Auteurs : Lisa De Decker et Justine Borny (avocats DLPA)
Le conseil d’administration/organe de direction et l’assemblée générale sont des organes essentiels au fonctionnement d’une société. La manière dont ces organes doivent prendre leurs décisions est déterminée par la loi et les statuts.
En situation conflictuelle, il arrive parfois que les règles de fonctionnement et de prise de décision du conseil d’administration et de l’assemblée générale ne soient plus respectées. En outre, il peut également arriver que certains administrateurs ou actionnaires n’exercent plus leurs droits de vote lors de l’assemblée dans l’intérêt de la société, mais les exercent uniquement pour faire échouer (les droits d’) un autre administrateur ou actionnaire.

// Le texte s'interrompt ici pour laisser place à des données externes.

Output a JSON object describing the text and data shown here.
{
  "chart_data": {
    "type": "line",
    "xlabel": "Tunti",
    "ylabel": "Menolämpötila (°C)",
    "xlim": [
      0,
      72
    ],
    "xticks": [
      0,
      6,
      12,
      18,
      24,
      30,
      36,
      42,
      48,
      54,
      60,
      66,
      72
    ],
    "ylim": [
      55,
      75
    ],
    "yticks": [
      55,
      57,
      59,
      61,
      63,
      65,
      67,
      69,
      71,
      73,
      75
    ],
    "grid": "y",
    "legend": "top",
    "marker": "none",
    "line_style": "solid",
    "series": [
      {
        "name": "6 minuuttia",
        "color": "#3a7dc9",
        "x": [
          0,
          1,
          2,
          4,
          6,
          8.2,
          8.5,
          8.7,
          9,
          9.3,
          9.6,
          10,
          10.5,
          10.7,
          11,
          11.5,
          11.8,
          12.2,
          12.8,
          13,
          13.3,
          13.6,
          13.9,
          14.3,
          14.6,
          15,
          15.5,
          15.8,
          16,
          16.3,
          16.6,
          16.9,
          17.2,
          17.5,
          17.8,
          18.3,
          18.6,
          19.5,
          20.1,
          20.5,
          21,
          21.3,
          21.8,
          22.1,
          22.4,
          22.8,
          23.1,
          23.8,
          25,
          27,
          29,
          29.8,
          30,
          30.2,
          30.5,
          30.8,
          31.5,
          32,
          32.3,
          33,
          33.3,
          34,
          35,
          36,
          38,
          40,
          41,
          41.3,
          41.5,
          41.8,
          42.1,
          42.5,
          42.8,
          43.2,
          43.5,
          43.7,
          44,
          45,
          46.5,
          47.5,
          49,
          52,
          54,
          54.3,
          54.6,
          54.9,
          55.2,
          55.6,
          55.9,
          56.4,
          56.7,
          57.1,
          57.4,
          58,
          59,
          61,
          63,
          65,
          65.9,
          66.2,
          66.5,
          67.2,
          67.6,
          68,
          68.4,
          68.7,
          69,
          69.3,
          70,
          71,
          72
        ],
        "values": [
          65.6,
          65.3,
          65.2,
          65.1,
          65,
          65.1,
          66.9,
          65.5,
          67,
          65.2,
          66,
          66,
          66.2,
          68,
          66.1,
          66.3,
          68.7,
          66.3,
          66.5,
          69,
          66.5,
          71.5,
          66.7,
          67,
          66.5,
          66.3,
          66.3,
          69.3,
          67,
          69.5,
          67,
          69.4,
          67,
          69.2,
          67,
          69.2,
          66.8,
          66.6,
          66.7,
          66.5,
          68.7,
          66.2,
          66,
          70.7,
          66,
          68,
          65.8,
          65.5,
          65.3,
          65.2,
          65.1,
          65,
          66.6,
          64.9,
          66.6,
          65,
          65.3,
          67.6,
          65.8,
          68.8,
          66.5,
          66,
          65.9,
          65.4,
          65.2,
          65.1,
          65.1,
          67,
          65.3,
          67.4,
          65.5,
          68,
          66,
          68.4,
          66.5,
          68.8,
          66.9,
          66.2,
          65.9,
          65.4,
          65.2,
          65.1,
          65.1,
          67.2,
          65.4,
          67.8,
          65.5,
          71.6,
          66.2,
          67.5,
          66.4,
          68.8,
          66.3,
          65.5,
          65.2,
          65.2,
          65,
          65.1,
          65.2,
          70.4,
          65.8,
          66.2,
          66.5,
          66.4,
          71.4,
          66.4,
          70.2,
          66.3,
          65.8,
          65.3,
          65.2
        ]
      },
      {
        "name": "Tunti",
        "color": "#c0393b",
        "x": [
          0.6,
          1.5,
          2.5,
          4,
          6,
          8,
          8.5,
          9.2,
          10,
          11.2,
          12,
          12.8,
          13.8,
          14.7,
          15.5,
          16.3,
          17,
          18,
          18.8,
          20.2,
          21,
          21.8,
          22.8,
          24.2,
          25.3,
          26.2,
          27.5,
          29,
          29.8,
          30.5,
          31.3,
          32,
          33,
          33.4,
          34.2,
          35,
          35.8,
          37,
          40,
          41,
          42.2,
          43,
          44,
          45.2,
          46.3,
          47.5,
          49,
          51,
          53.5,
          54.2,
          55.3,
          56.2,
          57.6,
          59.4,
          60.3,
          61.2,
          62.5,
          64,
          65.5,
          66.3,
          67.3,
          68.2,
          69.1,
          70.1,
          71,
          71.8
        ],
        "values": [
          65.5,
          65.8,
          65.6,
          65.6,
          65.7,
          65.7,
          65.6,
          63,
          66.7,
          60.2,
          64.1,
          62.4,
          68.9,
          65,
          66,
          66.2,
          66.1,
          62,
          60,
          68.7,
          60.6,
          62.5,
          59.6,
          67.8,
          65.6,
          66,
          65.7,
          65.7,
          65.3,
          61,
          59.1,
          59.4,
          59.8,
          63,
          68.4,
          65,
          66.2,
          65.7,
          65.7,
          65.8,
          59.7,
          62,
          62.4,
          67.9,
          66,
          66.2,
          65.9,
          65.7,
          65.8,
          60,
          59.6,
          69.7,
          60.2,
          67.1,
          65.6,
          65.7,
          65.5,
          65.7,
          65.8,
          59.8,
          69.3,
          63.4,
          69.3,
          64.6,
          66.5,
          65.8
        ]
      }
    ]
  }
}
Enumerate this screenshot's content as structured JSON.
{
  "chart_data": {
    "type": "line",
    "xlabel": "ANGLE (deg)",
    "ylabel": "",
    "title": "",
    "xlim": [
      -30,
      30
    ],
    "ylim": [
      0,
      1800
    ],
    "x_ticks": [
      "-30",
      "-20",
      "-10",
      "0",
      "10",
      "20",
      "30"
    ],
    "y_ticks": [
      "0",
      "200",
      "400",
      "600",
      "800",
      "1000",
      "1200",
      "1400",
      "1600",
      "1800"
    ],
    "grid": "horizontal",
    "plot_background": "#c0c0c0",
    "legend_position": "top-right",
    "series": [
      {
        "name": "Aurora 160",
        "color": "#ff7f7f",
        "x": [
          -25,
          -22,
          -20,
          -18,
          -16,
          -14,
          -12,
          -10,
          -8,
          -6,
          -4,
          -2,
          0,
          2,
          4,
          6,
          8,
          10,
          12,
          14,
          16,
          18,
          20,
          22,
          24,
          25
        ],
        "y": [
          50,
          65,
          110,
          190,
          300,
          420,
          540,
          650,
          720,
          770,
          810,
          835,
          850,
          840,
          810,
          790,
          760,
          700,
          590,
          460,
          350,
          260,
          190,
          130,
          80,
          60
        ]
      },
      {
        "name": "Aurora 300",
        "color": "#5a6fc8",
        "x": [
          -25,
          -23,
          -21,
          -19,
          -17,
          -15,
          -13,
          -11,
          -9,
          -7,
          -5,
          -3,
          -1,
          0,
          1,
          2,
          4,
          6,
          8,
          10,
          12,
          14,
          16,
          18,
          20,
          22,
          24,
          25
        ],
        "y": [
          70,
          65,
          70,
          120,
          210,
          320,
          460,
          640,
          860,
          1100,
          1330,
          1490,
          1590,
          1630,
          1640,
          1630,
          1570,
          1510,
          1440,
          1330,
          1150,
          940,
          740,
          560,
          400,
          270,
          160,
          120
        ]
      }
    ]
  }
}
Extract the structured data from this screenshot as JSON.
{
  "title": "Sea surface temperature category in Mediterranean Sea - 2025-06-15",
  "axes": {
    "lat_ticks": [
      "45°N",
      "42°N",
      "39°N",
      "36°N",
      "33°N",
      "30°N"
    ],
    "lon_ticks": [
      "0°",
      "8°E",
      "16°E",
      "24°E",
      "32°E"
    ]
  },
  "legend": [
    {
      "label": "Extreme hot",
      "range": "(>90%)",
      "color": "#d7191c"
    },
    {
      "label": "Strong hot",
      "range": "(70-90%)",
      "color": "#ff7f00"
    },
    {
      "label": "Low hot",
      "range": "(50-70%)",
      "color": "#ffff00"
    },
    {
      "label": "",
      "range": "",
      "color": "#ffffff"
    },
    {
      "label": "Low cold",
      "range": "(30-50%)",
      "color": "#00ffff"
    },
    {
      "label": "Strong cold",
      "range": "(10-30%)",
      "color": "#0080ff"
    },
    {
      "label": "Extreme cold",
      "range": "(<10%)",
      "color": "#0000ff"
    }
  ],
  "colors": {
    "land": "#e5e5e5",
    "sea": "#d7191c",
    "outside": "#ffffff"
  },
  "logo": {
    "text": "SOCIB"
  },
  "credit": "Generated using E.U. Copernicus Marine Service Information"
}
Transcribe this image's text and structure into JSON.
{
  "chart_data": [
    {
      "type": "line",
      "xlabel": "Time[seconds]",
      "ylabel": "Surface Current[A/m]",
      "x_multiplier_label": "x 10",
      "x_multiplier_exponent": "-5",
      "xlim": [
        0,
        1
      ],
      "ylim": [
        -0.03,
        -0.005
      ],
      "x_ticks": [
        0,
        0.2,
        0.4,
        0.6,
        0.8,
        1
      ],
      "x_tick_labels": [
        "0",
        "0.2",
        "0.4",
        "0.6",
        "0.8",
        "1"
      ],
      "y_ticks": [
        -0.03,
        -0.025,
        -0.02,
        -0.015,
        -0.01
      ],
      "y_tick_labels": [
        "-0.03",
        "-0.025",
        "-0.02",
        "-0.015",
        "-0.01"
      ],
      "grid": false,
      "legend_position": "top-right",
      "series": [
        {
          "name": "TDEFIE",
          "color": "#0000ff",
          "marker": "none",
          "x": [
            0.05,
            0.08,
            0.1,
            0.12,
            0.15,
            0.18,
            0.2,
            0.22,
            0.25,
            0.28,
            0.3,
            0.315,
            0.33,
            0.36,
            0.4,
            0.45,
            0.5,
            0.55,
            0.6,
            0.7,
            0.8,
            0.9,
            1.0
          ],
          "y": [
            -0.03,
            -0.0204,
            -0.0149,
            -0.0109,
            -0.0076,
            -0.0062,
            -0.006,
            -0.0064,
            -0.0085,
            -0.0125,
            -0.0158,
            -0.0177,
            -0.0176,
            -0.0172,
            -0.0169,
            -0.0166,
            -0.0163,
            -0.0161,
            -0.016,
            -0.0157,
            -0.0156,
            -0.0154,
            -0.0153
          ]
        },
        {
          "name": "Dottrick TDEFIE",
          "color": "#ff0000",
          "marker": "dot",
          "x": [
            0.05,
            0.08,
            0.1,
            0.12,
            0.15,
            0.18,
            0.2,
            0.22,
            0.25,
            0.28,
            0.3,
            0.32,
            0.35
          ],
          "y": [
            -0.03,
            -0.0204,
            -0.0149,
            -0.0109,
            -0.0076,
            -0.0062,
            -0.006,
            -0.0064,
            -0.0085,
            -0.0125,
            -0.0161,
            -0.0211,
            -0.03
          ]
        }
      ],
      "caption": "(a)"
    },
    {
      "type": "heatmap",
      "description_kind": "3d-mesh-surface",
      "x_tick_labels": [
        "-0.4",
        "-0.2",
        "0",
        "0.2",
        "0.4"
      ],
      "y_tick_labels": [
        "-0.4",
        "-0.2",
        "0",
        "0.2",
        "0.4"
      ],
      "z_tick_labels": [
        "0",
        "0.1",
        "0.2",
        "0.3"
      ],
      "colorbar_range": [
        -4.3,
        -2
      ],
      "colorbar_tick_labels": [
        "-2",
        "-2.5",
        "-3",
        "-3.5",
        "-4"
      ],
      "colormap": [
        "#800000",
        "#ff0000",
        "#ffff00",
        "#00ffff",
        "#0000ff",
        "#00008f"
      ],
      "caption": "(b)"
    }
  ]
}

Les dirigeants ou actionnaires confrontés à une décision prise irrégulièrement peuvent, dans des cas particuliers, introduire un recours en nullité auprès du tribunal des sociétés. Nous examinerons ci-dessous ce qu’implique concrètement la demande en nullité telle que prévue par le Code des sociétés et des associations (ci-après « CAC »).
Comment?
L’action en nullité d’une décision de l’assemblée générale ou du conseil d’administration/organe administratif peut être intentée par toute personne intéressée.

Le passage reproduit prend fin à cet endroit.